Shakir Waheib, a senior member of the al-Qaeda linked Islamic State of Iraq and the Levant, stands next to a burning police vehicle in Iraq's Anbar Province on January 4, 2014.
Shakir Waheib, a senior member of the al-Qaeda linked Islamic State of Iraq and the Levant, stands next to a burning police vehicle in Iraq's Anbar Province on January 4, 2014. // AP Photo via militant website

Number of Islamic Extremists Groups Up 60 Percent Since 2010

A new expert study argues that the “growing” threat of foreign extremist groups requires a continued U.S. focus on the Middle East and North Africa.

The RAND Corp. report, released on Wednesday, urges Washington to maintain its foreign counterterrorism focus in spite of numerous other security challenges that are clamoring for the country’s attention and money.

Based on these threats, the United States cannot afford to withdraw or remain disengaged from key parts of North Africa, the Middle East and South Asia,” report author Seth Jones said in a provided statement.

Jones, associate director of the International Security and Defense Policy Center at RAND, recommends that a “more adaptive” counterterrorism policy be developed that relies on diplomacy, special forces and intelligence capabilities “to conduct precision targeting of these groups and their financial, logistical and political support networks — where there is a high threat to the U.S. and a low local government capacity,” according to a RAND press release.

U.S. President Obama last week asked Congress to authorize up to $5 billion in new funding for the establishment of a Counterterrorism Partnerships Fund. The money, as outlined by the administration, would be used to improve the ability of partner nations to combat local extremist groups. However, the prospects of that funding being approved in the next budget cycle do not look good, according to a Tuesday report by Defense News.

In writing his report, Jones looked at thousands of published primary source documents, including public proclamations and internal memos written by senior operatives from al-Qaida and other terrorist groups. Jones also relied on a database that tracks characteristics of Sunni-jihadist groups and the activities that they are involved with.

The study points to a nearly 60 percent increase in the last four years of the number of operating extremist Islamic groups, and to a roughly 300 percent increase in the number of strikes carried out by al-Qaida and its franchises.
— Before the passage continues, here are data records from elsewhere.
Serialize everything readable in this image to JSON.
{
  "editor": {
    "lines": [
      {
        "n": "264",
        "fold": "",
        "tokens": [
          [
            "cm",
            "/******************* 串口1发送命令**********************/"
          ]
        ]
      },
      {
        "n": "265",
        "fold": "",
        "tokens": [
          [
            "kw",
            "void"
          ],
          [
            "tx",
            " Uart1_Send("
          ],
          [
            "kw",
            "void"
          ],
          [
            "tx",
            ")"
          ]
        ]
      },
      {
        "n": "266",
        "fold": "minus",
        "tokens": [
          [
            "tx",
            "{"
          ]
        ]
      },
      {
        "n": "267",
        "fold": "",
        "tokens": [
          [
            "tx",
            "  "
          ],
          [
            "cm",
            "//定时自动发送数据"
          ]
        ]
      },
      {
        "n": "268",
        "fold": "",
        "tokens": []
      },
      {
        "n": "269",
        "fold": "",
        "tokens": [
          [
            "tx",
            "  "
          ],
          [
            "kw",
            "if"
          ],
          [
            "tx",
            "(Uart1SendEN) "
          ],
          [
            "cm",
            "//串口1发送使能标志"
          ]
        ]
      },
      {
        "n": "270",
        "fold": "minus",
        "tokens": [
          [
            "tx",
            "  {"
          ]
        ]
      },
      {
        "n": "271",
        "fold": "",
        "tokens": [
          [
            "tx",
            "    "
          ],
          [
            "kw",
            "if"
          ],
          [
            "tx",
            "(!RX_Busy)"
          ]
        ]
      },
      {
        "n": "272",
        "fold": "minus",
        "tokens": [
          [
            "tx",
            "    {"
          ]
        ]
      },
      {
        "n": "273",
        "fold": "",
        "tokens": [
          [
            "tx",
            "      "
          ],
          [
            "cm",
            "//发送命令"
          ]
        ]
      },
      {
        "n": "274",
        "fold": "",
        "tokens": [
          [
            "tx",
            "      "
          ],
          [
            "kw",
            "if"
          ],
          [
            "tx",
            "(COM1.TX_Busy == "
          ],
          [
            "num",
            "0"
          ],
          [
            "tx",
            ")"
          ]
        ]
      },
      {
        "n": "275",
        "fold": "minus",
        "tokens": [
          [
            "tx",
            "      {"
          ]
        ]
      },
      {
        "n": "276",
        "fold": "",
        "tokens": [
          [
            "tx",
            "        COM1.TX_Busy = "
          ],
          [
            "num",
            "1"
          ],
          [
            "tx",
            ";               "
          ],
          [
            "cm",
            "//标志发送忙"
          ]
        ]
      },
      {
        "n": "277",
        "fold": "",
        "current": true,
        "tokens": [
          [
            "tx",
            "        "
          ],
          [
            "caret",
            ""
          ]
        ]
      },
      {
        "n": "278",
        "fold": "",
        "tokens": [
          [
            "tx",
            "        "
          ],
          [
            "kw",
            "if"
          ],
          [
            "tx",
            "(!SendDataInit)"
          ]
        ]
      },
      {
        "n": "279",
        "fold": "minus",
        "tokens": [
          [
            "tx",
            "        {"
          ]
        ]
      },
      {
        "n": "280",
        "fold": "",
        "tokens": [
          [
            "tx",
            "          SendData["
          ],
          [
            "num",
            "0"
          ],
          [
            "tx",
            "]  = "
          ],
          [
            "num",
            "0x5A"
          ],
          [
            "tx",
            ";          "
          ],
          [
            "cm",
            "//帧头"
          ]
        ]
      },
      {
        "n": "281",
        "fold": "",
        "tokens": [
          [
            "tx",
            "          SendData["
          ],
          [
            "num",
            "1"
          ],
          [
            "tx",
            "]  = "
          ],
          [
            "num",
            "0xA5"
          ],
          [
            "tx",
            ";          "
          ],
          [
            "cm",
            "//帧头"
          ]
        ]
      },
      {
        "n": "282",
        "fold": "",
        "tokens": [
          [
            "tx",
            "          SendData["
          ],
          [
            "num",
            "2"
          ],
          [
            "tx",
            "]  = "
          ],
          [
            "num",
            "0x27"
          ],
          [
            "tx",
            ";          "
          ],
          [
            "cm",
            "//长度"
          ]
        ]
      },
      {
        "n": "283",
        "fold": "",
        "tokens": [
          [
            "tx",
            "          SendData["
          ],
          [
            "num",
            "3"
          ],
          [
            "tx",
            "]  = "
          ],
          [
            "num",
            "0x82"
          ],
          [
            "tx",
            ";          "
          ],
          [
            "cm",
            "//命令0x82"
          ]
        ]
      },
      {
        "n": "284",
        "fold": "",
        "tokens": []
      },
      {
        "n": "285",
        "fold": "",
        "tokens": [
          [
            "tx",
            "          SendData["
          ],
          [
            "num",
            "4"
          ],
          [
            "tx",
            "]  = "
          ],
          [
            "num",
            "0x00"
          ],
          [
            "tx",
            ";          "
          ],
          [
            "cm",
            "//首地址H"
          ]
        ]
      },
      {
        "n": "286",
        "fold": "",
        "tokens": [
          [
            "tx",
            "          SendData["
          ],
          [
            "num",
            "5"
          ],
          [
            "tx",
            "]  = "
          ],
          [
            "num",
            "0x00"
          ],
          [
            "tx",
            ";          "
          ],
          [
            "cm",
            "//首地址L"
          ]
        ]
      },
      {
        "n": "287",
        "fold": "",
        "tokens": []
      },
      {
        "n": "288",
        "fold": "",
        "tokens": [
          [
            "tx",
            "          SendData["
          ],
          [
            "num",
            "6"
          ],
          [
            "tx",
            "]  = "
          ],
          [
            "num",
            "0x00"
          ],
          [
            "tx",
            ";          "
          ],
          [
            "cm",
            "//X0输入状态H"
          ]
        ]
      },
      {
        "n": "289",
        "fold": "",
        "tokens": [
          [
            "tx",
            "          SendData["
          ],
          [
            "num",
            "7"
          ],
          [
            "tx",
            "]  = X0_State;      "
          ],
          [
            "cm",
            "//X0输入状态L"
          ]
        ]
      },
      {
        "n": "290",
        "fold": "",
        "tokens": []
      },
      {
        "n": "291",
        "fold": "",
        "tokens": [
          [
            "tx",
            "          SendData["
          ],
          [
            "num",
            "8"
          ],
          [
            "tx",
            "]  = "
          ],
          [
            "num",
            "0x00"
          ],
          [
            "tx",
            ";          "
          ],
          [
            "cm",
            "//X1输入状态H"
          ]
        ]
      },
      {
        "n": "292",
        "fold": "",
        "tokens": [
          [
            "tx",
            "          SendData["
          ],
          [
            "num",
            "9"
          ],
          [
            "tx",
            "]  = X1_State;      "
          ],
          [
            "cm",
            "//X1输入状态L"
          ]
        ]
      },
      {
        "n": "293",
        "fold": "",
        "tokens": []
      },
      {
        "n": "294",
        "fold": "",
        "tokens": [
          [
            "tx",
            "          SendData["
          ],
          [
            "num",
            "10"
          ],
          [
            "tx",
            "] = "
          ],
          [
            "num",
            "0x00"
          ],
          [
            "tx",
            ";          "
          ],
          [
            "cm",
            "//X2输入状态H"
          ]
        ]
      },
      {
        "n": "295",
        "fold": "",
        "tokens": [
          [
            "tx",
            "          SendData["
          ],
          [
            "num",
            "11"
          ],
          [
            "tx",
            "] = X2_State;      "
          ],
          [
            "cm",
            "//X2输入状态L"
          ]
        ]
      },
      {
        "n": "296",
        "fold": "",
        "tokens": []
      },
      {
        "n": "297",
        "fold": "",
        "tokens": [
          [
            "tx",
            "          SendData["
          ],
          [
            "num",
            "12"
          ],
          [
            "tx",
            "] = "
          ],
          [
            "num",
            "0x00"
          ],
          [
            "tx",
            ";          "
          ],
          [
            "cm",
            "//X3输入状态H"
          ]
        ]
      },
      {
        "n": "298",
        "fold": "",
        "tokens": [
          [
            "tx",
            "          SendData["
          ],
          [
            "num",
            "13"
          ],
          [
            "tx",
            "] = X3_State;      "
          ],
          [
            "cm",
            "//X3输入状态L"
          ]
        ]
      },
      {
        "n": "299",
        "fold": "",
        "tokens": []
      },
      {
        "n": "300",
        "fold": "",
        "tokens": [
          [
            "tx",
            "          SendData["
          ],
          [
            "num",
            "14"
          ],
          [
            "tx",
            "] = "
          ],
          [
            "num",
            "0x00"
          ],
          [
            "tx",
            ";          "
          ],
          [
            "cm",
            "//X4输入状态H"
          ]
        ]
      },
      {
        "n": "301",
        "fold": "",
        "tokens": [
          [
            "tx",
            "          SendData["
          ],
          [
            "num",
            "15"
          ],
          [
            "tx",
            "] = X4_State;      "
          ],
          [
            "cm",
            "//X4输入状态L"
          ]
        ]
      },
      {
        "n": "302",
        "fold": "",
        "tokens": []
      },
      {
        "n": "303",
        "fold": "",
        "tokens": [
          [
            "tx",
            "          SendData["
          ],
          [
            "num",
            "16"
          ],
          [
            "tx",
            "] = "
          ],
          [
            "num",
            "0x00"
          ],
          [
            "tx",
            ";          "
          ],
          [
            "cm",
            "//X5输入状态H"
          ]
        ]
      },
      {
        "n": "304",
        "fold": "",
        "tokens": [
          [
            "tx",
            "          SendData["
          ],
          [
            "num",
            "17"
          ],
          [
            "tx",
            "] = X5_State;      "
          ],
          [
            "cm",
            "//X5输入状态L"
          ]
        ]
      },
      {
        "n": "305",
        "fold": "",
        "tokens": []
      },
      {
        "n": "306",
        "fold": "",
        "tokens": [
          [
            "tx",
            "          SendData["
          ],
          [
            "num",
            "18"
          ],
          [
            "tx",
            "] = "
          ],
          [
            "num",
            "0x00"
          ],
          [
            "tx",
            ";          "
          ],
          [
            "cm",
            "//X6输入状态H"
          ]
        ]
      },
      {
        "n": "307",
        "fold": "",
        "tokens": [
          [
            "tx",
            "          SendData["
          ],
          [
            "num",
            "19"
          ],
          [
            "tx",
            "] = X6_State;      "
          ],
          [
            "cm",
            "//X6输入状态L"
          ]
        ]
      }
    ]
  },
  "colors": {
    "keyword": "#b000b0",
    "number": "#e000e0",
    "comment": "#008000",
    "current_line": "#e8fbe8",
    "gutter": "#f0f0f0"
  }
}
Terrorist groups based out of Afghanistan, Pakistan, Syria and Yemen represent the most serious threat to the United States, according to the report.

It is important to note, however, that the documented uptick in terrorist activity is largely regionally focused, says Daniel Drezner, a Tufts University professor of international politics.

In a Wednesday blog post for the Washington Post, Drezner argues that “I’m not seeing all that elevated of a threat to the United States homeland. … These groups seem far more concerned about local politics rather than world politics. It’s certainly more accurate to say that these groups threaten ‘U.S. interests in the Middle East,’ rather than just ‘the United States.’”

Jones contends, though, that the actions of al-Qaida in the Arabian Peninsula — which has been behind multiple botched plans to directly strike the U.S. homeland — and radicalized individuals such as the Tsarnaev brothers — who are accused of committing the 2013 bombing of the Boston Marathon — shows that Sunni terrorist ideology still seriously threatens the United States.